SocialChain Inc., the company behind Pi Network, is facing a $10 million USD lawsuit after investors accused the company of planning a scam.
The complaint alleges that the company has transferred tokens without authorization, secretly selling 2 billion Pi tokens and intentionally delaying the network migration. These actions have caused the token price to drop sharply.
The U.S. securities fraud case challenges the leaders of Pi Network.
According to court documents, the lawsuit was filed on October 24 in the Northern District Court of California, USA, and is under the supervision of Judge Nathanael M. Cousins. The case targets Pi Network founders Chengdiao Fan and Nicolas Kokkalis, as well as SocialChain Inc.
Plaintiff Harro Moen Moen from Arizona alleges that the company has a comprehensive plan that causes significant financial harm. He is seeking damages of 10 million USD.
Moen claims that 5,137 Pi tokens were transferred from his verified wallet to an unknown address without authorization on April 10, 2024. He added that the situation worsened due to the inability to move the remaining 1,403 tokens to the Pi Network Mainnet.

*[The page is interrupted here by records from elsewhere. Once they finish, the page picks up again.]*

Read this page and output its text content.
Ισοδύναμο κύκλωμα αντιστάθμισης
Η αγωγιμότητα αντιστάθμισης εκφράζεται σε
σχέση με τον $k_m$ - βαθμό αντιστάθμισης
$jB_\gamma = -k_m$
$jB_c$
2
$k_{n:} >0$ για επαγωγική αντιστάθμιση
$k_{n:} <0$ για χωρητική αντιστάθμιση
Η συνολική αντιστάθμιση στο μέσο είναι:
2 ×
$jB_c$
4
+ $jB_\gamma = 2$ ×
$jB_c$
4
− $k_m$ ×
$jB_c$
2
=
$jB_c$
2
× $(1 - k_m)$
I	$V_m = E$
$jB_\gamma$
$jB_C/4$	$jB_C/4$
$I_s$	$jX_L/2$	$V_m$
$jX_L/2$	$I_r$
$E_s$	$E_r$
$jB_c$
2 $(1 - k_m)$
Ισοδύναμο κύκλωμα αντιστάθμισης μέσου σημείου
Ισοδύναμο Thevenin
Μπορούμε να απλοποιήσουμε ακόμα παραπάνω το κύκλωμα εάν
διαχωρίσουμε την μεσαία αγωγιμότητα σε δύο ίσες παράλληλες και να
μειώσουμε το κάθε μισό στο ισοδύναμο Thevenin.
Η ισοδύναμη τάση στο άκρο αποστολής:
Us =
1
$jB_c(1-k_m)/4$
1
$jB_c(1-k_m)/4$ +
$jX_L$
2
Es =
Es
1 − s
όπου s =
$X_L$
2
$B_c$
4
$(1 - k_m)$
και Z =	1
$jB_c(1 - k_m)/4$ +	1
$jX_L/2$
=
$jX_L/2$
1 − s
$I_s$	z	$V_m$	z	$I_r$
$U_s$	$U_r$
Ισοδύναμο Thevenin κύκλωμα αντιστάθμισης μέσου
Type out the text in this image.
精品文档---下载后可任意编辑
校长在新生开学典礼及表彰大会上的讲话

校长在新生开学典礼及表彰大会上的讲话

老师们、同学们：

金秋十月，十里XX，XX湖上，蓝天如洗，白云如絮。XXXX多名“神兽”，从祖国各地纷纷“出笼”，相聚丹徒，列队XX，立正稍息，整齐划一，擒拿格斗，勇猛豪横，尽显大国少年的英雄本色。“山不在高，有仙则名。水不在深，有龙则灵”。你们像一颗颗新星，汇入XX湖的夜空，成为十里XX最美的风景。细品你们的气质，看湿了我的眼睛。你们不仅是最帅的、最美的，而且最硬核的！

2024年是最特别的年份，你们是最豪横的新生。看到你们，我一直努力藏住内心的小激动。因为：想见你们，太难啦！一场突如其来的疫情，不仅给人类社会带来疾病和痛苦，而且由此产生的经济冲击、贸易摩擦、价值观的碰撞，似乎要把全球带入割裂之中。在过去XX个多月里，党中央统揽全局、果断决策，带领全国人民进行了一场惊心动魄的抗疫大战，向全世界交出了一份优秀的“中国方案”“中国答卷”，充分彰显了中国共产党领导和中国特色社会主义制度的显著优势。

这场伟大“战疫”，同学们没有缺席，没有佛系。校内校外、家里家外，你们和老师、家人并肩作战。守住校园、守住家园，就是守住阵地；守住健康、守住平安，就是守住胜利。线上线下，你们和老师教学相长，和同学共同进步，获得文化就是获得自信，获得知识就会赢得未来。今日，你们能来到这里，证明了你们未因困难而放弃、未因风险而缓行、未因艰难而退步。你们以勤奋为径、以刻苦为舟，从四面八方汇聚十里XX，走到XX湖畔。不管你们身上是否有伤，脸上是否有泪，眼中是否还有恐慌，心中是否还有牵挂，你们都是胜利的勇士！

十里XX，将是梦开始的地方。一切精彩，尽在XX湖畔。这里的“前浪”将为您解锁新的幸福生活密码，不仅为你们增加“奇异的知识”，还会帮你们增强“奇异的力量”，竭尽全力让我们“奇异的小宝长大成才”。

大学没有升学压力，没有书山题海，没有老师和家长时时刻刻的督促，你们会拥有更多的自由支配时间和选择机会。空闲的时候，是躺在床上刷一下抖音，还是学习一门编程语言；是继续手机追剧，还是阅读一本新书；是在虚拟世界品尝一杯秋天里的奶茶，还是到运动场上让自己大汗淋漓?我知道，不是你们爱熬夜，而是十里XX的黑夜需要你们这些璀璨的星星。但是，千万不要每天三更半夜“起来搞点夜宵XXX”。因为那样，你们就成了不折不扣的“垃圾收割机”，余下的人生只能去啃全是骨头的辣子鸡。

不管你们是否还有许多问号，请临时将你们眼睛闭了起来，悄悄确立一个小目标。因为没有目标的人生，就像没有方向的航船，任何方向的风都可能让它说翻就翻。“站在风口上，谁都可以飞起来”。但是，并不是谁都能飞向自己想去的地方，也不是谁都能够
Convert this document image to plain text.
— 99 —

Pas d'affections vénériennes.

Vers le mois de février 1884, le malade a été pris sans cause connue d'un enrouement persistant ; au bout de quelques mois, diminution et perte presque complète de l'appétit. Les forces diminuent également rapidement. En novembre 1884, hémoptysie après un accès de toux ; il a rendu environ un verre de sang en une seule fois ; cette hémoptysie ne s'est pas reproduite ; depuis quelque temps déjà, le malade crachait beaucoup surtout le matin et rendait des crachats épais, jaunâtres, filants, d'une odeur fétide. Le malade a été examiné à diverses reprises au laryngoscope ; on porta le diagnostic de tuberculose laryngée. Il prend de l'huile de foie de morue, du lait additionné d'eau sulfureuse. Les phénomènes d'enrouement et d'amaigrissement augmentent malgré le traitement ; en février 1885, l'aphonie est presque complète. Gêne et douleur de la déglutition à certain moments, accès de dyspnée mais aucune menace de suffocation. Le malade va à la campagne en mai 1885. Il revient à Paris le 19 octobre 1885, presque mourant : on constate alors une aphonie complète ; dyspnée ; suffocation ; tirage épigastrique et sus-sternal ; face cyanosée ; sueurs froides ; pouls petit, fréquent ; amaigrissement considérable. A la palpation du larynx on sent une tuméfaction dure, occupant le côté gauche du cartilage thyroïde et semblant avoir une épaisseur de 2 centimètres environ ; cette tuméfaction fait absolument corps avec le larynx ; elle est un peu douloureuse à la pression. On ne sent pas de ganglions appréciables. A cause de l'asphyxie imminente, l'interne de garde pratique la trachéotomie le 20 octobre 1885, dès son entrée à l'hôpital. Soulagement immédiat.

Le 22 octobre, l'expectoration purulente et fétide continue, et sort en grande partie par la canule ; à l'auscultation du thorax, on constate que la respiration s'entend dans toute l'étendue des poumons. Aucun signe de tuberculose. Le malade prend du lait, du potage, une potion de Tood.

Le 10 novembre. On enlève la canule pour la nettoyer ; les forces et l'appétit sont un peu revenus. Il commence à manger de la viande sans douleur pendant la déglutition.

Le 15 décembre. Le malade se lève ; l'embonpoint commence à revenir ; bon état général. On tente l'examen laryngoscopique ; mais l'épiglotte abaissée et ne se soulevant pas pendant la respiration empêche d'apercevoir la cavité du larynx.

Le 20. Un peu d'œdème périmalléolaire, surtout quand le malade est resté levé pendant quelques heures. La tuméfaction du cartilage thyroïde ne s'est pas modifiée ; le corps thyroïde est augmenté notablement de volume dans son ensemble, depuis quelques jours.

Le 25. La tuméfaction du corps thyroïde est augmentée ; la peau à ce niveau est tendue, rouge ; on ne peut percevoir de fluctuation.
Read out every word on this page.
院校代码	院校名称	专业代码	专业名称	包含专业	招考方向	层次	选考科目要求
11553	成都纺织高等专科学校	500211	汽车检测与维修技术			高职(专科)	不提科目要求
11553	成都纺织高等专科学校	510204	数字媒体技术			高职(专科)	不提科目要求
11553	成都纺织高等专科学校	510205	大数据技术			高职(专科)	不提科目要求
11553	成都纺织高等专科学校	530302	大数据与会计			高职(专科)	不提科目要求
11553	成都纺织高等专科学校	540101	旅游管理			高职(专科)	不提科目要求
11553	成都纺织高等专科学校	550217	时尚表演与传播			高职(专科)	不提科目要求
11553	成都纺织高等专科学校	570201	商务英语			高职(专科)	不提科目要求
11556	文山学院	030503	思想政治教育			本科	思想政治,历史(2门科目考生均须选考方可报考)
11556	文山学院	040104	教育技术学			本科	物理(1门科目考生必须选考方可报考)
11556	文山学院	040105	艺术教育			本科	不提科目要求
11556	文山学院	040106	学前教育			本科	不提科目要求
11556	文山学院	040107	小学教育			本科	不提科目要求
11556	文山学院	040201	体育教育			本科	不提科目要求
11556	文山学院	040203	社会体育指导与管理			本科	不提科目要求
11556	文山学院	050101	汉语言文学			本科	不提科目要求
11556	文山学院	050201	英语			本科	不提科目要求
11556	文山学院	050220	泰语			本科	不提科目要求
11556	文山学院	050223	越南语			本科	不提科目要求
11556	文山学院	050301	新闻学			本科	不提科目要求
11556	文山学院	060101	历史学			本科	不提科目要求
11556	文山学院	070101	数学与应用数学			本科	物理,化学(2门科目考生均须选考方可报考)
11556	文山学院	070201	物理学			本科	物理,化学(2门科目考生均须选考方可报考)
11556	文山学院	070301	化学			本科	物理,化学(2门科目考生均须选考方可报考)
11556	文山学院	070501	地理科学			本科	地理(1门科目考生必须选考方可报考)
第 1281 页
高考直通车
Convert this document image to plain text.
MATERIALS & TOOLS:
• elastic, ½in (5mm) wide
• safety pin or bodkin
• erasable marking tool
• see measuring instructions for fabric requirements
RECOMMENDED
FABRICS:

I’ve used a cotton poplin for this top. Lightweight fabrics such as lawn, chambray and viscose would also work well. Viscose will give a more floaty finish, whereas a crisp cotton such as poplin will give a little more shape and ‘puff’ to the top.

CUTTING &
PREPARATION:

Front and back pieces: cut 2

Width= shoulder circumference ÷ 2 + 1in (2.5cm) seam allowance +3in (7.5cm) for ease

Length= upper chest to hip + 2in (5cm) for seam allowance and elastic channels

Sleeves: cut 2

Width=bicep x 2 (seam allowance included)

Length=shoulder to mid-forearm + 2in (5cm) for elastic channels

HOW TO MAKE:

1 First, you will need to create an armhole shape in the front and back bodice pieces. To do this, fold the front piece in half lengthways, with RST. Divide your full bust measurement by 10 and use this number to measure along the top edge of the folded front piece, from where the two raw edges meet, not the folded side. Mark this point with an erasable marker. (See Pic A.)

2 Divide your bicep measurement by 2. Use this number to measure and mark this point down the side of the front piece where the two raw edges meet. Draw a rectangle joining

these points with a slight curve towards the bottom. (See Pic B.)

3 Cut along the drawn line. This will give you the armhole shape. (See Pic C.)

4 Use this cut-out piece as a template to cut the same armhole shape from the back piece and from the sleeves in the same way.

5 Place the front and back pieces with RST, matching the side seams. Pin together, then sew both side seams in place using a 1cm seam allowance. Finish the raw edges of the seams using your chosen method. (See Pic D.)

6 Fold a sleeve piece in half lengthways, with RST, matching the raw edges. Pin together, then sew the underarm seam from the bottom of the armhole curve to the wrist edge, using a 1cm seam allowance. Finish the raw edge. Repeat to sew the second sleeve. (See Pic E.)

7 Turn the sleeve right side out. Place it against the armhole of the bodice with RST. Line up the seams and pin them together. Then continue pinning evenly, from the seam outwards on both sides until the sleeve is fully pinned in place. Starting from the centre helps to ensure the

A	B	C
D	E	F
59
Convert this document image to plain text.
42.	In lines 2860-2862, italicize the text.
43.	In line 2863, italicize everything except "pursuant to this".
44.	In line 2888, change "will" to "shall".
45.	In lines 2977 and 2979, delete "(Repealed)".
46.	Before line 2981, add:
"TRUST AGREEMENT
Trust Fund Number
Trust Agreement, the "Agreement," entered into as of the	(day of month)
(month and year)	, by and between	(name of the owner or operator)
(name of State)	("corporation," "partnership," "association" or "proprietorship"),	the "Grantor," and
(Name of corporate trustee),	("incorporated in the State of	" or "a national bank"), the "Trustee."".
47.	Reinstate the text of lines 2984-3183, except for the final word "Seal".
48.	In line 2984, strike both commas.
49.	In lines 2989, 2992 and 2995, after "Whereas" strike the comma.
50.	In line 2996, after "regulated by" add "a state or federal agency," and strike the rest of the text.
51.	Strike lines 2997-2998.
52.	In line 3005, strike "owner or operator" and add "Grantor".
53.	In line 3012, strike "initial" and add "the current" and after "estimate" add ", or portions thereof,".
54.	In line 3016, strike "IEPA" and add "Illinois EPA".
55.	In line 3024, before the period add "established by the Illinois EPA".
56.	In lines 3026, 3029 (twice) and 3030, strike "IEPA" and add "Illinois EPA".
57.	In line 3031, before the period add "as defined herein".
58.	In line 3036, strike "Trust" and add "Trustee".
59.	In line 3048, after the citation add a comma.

This complaint was brought by Bulldog Law on behalf of investors in cryptocurrency in Arizona, alleging that the defendants and company executives had a grand scheme through unauthorized token transfers, secretly selling 2 billion Pi tokens and deliberately delaying transfers, causing the token value to drop from 307.49 USD to just 1.67 USD according to the summary.
The complaint also argues that although Pi Network is marketed as decentralized, the defendants still control it centrally by using only 3 validator nodes.
He also alleges that Pi is an unregistered security, which is another significant issue, market analysts added.
The core team of Pi remains silent, even as the community disputes the allegations in the California fraud case.
The core team of Pi has not publicly clarified the lawsuit; however, the Pi community has quickly challenged several claims made by the plaintiff. Many Pioneers assert that unauthorized token transfers may have resulted from login data breaches or internet phishing attempts. They also state that these incidents do not prove any wrongdoing by the team.
Last February, the Pi Network launched their Open Mainnet, with OKX being the first exchange to list Pi, launching at a base price of 2 USD. The Pi coin reached a peak of 2.99 USD. Later that month, this raised questions about how the plaintiff arrived at a price value of 307.49 USD.
Community members have suggested that a key part of the plaintiff's argument hinges on losses related to IOU trading. The core team of Pi has continually warned throughout about this price.
Where did the 307.49 USD come from - even the IOU value has never been that high. Furthermore, from a legal perspective, Open Market Value ≠ IOU Value. This lawsuit is based on false equivalence, one user wrote on Reddit.
Overall, this case has intensified the debate within the Pi community as the core team of Pi remains silent and community members challenge the main claims. The outcome will depend on how the court assesses the evidence regarding losses and differences in price evaluations.